Forward Security Center alerts to Lark or WeCom using Cloud Monitor event subscriptions. - Security Center

By default, Security Center supports sending notifications through DingTalk chatbots. If you need to receive Security Center alerts in Lark or WeCom, use the event subscription feature of Cloud Monitor to forward alerts to your Lark or WeCom groups.

Overview

Security Center can push security alerts to Cloud Monitor, which then forwards the alerts to Lark or WeCom using an event subscription. The overall configuration workflow is as follows:

Enable Cloud Monitor Push: In the Security Center notification settings, enable Cloud Monitor Push and select the alert types to forward.
Create a messaging bot: In Lark or WeCom, create a custom chatbot and obtain its webhook URL.
Create a Cloud Monitor alert contact group:
1. In Cloud Monitor, create an alert contact and bind the webhook URL to the contact.
2. Add the webhook-bound alert contact to an alert contact group in Cloud Monitor.
Create a Cloud Monitor notification policy: In Cloud Monitor, create a notification policy and associate it with the alert contact group to specify notification recipients.
Configure a Cloud Monitor event subscription: Create an event subscription policy to subscribe to system events from Security Center and associate it with the notification policy.
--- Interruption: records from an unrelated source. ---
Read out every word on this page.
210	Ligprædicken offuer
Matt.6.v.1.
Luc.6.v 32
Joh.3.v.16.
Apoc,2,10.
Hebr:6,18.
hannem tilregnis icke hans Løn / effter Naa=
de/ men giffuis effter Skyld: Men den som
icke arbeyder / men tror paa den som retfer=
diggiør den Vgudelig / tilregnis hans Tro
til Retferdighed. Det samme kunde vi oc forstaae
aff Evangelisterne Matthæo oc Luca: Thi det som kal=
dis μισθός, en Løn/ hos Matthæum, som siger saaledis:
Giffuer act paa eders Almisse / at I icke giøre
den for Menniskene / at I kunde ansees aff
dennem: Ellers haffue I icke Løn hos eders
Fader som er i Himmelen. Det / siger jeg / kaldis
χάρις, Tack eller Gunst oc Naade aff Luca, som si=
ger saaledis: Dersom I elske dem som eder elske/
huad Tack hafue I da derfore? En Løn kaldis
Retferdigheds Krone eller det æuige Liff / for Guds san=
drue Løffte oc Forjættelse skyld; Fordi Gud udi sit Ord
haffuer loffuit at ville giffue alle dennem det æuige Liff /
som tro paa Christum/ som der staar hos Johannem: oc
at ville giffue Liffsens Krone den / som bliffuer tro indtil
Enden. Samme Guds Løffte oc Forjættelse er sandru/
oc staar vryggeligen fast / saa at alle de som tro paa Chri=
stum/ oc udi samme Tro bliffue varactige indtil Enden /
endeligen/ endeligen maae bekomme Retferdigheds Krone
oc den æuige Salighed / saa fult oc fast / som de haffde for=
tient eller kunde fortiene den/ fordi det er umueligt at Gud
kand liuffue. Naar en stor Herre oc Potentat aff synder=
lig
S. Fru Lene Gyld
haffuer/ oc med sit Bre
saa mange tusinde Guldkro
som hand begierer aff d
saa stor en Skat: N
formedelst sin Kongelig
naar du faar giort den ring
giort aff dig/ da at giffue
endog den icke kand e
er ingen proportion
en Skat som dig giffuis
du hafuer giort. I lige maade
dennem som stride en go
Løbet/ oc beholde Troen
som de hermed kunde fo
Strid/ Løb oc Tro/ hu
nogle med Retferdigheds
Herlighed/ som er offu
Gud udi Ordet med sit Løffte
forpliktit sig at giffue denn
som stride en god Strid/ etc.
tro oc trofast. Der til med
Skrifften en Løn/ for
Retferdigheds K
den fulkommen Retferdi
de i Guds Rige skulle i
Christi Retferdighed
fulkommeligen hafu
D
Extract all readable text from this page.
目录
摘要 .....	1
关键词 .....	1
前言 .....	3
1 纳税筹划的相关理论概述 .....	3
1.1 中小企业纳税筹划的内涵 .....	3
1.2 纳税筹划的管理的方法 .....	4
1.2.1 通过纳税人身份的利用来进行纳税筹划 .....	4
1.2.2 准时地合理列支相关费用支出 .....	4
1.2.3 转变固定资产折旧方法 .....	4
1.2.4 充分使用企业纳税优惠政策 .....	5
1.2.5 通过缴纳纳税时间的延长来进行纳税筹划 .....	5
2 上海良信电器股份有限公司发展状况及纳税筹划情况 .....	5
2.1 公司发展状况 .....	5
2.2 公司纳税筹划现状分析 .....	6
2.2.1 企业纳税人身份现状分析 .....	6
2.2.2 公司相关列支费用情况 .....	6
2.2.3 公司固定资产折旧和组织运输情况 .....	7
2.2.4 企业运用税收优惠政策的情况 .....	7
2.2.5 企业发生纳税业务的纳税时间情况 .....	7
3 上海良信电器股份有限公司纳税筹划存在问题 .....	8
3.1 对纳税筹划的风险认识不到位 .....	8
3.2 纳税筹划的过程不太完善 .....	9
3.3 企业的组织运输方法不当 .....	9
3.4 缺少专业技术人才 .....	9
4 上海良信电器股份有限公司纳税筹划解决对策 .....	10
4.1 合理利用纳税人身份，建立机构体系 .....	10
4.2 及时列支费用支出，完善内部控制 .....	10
Step 1: Enable Cloud Monitor push

Enable the Cloud Monitor Push feature in Security Center to allow Cloud Monitor to receive alert events.

Important

You must enable Cloud Monitor Push in Security Center before Cloud Monitor can receive alert data.

Go to the Security Center console > System Settings > Notification Settings page. At the top of the left-side navigation pane, select the region where your assets are located: Chinese Mainland or Outside Chinese Mainland.

On the Cloud Monitor Push tab, select the notification items as needed. The following table describes the items.

Notification item	Push frequency	Description
Security Incident	Push Result Details: No limit	Detected security attacks, such as DDoS attacks and brute-force attacks.
Alert	Push Result Details: No limit	Threat alerts detected on hosts or in containers, such as anomalous logins and malicious processes.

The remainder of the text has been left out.